In 2018, American authors evaluated LTFU in patients treated for wet AMD in a retrospective cohort study. They defined LTFU as the administration of at least one or more injections without a follow-up visit over 12 months. They found a high incidence of LTFU (22.2%) and identified multiple risk factors associated with LTFU. The probability of LTFU was greater among patients aged ≥81 years than those younger than ≤80 years. Regionally adjusted gross income also affected LTFU—lower-income patients were at a higher risk of LTFU. It was also important to know whether both eyes of the patient were treated with anti-VEGF treatment or only one eye—with binocular treatment, the chance of LTFU was lower [2].

We observed a relatively high LTFU rate, which we explain by the lengthy average follow-up period.

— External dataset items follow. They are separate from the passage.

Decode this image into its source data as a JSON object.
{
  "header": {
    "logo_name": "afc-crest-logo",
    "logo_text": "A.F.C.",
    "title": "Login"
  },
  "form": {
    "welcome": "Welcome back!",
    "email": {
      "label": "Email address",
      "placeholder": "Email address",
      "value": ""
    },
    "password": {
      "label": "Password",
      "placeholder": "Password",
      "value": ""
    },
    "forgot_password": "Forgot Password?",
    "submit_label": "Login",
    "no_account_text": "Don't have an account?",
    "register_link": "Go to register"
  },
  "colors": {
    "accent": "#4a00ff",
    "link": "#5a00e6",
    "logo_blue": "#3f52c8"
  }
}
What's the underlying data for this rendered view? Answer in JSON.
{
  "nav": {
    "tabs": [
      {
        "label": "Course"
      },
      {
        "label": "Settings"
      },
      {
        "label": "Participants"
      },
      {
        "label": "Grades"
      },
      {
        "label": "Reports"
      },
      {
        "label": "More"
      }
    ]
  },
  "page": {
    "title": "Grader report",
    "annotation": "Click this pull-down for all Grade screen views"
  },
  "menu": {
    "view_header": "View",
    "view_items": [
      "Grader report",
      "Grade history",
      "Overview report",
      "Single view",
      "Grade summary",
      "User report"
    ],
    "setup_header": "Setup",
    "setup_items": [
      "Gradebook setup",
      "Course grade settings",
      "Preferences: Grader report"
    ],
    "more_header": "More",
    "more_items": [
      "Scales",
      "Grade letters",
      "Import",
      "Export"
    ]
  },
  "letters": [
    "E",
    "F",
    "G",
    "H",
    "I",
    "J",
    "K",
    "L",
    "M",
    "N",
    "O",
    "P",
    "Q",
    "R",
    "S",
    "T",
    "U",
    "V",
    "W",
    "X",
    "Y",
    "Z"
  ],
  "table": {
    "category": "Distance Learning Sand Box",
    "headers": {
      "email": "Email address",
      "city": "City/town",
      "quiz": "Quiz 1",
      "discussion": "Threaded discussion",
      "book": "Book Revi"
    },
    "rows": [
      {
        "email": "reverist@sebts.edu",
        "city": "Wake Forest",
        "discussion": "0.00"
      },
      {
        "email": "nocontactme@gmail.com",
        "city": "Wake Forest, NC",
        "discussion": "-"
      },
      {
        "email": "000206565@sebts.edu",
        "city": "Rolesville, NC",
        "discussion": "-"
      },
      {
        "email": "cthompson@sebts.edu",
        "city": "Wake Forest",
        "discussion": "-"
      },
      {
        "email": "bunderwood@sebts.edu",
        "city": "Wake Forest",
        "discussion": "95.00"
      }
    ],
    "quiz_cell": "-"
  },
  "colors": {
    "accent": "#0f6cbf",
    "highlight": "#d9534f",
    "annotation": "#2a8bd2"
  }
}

In contrast to the IRIS registry [8], in the Slovak conditions of our study, the influence of male sex as a risk factor was not confirmed. Men and women were distributed equally in the LTFU YES and LTFU NO groups. The reason for this may be the high confidence of all patients, regardless of sex, in our therapeutic recommendations and free treatment reimbursement.

5. Study’s Limitations

The study is limited by its retrospective and prospective case–control design, which may introduce selection bias. Additionally, this study relies on patient self-reporting for reasons of loss to follow-up, which may be subject to recall bias or misreporting.

6. Brief Conclusions

The inactive treatment phase and the need for an escort during commuting are the most crucial factors in increasing the risk of LTFU in wet AMD patients undergoing anti-VEGF treatment. From the patient’s perspective, the primary reasons for LTFU mainly include a decline in general health, missed appointments, issues related to COVID-19, and dissatisfaction with the treatment.